Why does this invariant become false?

Question

In reading accelerated c++ I was confused by the explanation given for why the invariant becomes false (see code below):

The invariant is defined by the author (in this case) as:

The invariant for our while is that we have written r rows of output so far. When we define r, we give it an initial value of 0. At this point, we haven't written anything at all. Setting r to 0 obviously makes the invariant true, so we have met the first requirement.

// invariant: we have written r rows so far
int r = 0;

// setting r to 0 makes the invariant true
while (r != rows) {
    // we can assume that the invariant is true here

    // writing a row of output makes the invariant false <- WHY?
    std::cout << std::endl;

    // incrementing r makes the invariant true again
    ++r;
}   
// we can conclude that the invariant is true here

Then later explains...

Writing a row of output causes the invariant to become false, because r is no longer the number of rows we have written

Given the definition i can't form a connection between the two.

Why does the invariant become false when a row of output is writing?

Answer 1

r is defined to be the number of rows that have been printed.

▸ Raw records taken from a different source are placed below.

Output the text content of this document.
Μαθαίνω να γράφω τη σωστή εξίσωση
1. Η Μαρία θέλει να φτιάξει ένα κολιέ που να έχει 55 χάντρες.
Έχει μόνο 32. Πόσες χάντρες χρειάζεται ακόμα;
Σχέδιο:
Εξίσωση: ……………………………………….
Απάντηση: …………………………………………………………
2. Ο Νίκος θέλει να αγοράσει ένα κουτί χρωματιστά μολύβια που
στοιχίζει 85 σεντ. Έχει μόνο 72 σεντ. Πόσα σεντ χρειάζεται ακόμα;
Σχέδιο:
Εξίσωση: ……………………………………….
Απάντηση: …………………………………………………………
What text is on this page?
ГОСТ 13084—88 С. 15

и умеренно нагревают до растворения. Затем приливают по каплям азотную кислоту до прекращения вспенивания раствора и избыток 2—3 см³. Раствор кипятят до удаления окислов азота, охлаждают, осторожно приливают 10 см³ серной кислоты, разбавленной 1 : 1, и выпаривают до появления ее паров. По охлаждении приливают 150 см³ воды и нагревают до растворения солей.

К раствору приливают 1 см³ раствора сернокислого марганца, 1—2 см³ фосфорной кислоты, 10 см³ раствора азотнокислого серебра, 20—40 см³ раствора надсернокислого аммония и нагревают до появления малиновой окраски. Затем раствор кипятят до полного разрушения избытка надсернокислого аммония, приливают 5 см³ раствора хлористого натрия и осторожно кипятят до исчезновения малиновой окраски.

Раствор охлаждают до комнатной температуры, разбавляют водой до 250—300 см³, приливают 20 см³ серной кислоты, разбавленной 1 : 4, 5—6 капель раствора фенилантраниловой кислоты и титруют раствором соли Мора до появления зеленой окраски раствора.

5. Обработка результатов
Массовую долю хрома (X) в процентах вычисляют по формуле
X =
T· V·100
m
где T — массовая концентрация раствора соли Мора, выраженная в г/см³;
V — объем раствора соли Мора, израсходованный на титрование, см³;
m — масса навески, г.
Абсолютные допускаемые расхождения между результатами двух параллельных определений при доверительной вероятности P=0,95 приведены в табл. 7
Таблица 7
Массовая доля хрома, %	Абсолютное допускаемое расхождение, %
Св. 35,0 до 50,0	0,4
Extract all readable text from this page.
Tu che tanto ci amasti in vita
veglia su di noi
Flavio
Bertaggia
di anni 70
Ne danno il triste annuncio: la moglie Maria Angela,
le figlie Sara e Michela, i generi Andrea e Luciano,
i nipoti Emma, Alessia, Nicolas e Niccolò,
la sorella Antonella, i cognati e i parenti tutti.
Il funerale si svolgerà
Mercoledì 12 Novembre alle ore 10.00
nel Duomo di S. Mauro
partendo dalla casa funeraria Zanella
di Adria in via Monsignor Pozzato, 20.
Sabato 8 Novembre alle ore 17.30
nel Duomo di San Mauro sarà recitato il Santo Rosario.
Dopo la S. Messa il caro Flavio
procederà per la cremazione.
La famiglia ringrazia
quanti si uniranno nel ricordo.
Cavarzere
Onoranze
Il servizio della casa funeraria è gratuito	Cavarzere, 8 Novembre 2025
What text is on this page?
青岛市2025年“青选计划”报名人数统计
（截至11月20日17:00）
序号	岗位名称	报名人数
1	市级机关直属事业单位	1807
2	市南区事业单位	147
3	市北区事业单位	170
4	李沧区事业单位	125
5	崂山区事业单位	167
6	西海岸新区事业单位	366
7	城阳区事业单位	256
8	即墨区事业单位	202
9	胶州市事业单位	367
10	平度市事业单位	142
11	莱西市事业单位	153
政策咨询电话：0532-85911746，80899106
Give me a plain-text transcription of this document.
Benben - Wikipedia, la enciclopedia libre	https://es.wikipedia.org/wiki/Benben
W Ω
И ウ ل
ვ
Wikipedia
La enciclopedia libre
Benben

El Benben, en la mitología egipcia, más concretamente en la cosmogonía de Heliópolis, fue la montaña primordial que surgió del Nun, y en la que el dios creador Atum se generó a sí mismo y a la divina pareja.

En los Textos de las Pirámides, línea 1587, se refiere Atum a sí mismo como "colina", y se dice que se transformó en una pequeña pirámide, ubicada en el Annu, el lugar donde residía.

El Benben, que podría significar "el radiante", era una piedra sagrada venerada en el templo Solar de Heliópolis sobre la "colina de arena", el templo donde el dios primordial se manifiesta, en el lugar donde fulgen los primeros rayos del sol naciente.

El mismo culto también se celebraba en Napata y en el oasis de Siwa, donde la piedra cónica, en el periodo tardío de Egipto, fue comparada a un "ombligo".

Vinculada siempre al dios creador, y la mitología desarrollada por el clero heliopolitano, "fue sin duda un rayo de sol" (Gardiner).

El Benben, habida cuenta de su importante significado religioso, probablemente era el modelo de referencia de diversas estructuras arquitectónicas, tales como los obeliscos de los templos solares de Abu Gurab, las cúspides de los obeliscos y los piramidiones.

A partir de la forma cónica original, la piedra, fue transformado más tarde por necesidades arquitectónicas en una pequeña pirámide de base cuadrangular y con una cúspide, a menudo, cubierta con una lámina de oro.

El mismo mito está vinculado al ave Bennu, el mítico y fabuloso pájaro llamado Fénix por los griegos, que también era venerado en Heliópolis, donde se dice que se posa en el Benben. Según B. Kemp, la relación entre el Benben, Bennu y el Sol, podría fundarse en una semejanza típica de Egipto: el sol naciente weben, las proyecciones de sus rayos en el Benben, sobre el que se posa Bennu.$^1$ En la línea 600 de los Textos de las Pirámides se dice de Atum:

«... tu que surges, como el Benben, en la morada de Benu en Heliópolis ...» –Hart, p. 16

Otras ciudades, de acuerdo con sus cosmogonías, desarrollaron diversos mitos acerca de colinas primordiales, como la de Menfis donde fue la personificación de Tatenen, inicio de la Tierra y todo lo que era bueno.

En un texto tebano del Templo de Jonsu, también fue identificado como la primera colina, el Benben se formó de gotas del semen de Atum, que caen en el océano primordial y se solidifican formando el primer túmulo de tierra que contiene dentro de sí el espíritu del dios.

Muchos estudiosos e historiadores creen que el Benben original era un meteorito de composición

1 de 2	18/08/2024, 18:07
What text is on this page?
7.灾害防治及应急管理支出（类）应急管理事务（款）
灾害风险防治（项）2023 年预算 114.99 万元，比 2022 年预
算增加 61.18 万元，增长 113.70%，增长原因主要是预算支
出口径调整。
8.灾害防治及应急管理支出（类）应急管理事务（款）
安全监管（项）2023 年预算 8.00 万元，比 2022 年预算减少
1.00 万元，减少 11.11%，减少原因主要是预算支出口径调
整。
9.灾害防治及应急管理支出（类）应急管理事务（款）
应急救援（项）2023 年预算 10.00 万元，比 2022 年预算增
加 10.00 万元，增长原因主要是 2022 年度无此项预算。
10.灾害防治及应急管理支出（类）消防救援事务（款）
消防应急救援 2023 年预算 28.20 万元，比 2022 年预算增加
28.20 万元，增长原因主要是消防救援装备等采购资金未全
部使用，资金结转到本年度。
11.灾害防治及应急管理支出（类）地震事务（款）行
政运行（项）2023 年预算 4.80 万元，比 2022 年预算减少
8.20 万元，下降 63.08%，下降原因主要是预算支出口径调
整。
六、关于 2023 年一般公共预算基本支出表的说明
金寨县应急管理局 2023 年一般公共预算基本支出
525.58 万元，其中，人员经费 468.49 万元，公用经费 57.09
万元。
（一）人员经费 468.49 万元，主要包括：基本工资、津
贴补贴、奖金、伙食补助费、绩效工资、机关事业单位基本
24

Therefore, the invariant is true only when

r == number of rows that have been printed

Between when you print a row and when you increment r to update the number of rows printed so far, that invariant is not true.

r is equal to some number (say, n), and the "number of rows that have been printed" is one larger than that number (n + 1), because of the row you just printed. Therefore, the invariant is not true because n != n + 1.

Answer 2

we have written r rows of output so far

r starts as 0, and at the point where the cout is r is still 0. The cout has written 1 line but r is 0. Therefore the invariant is temporarilly false because if you plug in the value of r into the statement above, it is untrue that "we have written out 0 rows of output so far".

Incrementing r causes the invariant to become true again.